Sydney Lea

Alone at 77 & I Arrive at the Scene
November 22, 2021 Lea Sydney

Alone at 77


Unhungry, he cracks a single egg.
Were she not away,
the two of them would as ever applaud
its yolk’s deep orange,
scoff at the pallor of store-bought.


Now he blandly notes some color.
Were she right here,
they’d praise their good fortune
at their little village’s having
a minuscule bank with a cheery teller.


She raises free-range hens
and sells the eggs with bold yolks.
He ought to feel joy at all of this.
The one daily train groans down the valley.
Eight hours will bring it back up.


There’s a certain way his wife
can cock her hip. It stirs him,
as does the familiar scent of her skin
when she comes in from cold like today’s.
She won’t come in today.


He’s planted himself in the kitchen rocker.
What does a mere egg’s lucency do
against that one plate in the sink?
In his older age, retired, self-indulgence
means leaving the toilet seats up.


She’ll call this evening. The day gapes.
They hiked the lesser Dolomites
on their honeymoon forty years back.
This morning, he briefly brightened
to discharge small chores.


He fed the same old chickadees
and stoked the woodstove, not once but twice,
and washed that plate, though it wasn’t dirty.
She’s gone away
for another full week.


When they both were young,
her rs were childlike. He loved that.
He beholds the splendent shadows
stretched long on snow
by a vivid late-winter sun.


Hardwood buds grow red on the ridges.
They do that each year of course.
He puts his elbows on the table,
his fingers to his temples,
his weeping unheard but by him alone.






I Arrive at the Scene


All of a sudden, a crowd,
most of us pretty much strangers,
which seems to me– well, strange:
our village and others here
in this stretch of valley are tiny.
But John, who’s been the chief
of the volunteer fire department
for years, shows up exactly
as the ambulance crew appears.


I do know John. We live
on the same back road. He’s quiet
and decent. He sees what we’ve seen,
blood on the gravel to her,
tangled up in the weeds.
Roof-down, that’s her old crate
in the brook. There’s a gallon of milk
in a bottle, standing straight up
on the tar. The glass didn’t break.
A miracle. I’ve heard


someone say about our town,
it’s a place where all of us fight
and all of us love our neighbor.
Everything in her sack
was strewed or squashed or smashed,
except the jug of milk,
which she bought at a neighborhood dairy,
and that’s why it came in glass,
not a grocery store container,
the waxy kind. One man
thinks the woman came to his church
a time or two, then stopped.
The EMTs do something
to her skull with a sort of sleeve
made out of metal and cloth
before they load her up.
Does anyone know where she lives,
or lived? John shoots me a look,


not good. She might have done better
if she were made of glass.
I know that’s stupid. I’m thinking
a bunch of ridiculous jabber,
but I’m also thinking about
my family, how bad things happen
not just to bad people. Of course,
that lady is a stranger–
so good or bad? Who knows?


I want to be asleep
or learning to play piano
or oiling the .32-.20
my uncle left to me,
though it’s not deer season. Besides,
I don’t hunt them in my old age.
I wish I’d been doing something
that wouldn’t have let me arrive
in the first place at what’s here before me.
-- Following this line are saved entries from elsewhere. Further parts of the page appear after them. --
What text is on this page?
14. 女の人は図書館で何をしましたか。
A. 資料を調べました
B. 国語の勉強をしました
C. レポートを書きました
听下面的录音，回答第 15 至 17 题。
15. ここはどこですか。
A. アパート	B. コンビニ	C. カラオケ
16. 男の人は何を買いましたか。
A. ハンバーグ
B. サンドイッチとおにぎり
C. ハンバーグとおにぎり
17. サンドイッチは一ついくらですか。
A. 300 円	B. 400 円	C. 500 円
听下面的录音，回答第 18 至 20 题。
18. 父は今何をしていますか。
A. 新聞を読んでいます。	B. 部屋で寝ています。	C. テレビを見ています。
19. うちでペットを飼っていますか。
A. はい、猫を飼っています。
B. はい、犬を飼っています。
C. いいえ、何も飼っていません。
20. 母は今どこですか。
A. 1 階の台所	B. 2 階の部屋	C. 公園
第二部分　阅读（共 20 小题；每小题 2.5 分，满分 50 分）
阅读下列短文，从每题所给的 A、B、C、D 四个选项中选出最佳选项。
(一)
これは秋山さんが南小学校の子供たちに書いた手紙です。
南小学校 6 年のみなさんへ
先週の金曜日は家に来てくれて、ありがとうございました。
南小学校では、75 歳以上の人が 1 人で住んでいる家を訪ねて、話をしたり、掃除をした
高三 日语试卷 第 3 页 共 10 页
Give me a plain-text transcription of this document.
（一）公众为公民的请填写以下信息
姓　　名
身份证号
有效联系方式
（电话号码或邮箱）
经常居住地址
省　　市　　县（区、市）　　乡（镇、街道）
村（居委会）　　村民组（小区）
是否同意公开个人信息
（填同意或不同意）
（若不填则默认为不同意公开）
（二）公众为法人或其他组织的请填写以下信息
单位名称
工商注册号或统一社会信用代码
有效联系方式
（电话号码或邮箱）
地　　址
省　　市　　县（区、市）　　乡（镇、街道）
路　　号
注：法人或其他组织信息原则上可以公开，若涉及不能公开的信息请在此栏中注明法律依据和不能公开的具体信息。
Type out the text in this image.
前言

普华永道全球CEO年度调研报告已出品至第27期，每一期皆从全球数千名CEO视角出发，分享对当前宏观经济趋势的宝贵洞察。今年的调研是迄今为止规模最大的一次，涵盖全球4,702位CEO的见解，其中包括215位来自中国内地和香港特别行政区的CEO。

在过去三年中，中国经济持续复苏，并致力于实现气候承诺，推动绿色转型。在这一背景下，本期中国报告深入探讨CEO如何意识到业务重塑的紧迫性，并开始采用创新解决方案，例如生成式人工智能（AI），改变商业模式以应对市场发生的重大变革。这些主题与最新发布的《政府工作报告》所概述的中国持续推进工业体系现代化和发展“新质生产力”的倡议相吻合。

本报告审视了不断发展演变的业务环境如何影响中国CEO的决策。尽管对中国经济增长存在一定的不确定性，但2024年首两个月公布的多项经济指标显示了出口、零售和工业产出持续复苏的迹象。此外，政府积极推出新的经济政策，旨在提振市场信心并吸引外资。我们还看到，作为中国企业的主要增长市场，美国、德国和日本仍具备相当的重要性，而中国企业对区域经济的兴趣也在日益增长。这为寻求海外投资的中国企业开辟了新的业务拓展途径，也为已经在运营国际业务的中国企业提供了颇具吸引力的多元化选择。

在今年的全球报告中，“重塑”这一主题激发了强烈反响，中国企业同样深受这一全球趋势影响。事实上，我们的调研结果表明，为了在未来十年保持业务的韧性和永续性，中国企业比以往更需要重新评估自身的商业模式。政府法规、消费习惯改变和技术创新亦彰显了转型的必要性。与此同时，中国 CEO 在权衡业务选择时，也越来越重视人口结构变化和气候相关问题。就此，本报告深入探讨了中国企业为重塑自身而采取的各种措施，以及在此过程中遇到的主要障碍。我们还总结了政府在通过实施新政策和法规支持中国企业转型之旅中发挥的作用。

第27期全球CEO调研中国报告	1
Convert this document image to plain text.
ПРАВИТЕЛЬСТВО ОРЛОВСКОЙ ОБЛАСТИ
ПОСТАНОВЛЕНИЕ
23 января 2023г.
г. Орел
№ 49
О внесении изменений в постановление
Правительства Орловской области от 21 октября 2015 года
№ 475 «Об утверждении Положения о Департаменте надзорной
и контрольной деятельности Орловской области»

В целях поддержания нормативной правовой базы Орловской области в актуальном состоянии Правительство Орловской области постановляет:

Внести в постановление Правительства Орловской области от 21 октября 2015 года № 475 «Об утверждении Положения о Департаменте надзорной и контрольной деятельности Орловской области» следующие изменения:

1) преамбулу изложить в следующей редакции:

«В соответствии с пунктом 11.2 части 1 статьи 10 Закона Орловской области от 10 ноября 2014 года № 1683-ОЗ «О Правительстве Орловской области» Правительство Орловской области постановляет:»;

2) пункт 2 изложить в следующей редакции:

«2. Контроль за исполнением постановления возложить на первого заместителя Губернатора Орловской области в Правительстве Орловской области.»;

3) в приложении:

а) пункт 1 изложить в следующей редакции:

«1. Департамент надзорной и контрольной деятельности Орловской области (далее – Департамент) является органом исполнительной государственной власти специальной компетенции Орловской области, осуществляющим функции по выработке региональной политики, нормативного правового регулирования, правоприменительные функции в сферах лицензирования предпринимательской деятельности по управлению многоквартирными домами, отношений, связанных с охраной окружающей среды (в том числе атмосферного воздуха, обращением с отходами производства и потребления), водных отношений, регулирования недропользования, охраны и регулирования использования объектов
Whatever it was, it would suit me.

A former Pulitzer finalist in poetry, Sydney Lea served as founding editor of New England Review and was Vermont’s Poet Laureate from 2011 to 2015.  In 2021, he was presented with his home state’s highest distinction of its kind, The Governor’s Award for Excellence in the Arts. He has published twenty-four books: two novels, six volumes of personal and three of critical essays, and sixteen poetry collections, most recently What Shines (2023) His latest book of personal essays is Such Dancing as We Can (2024). His second novel, Now Look, was published last month.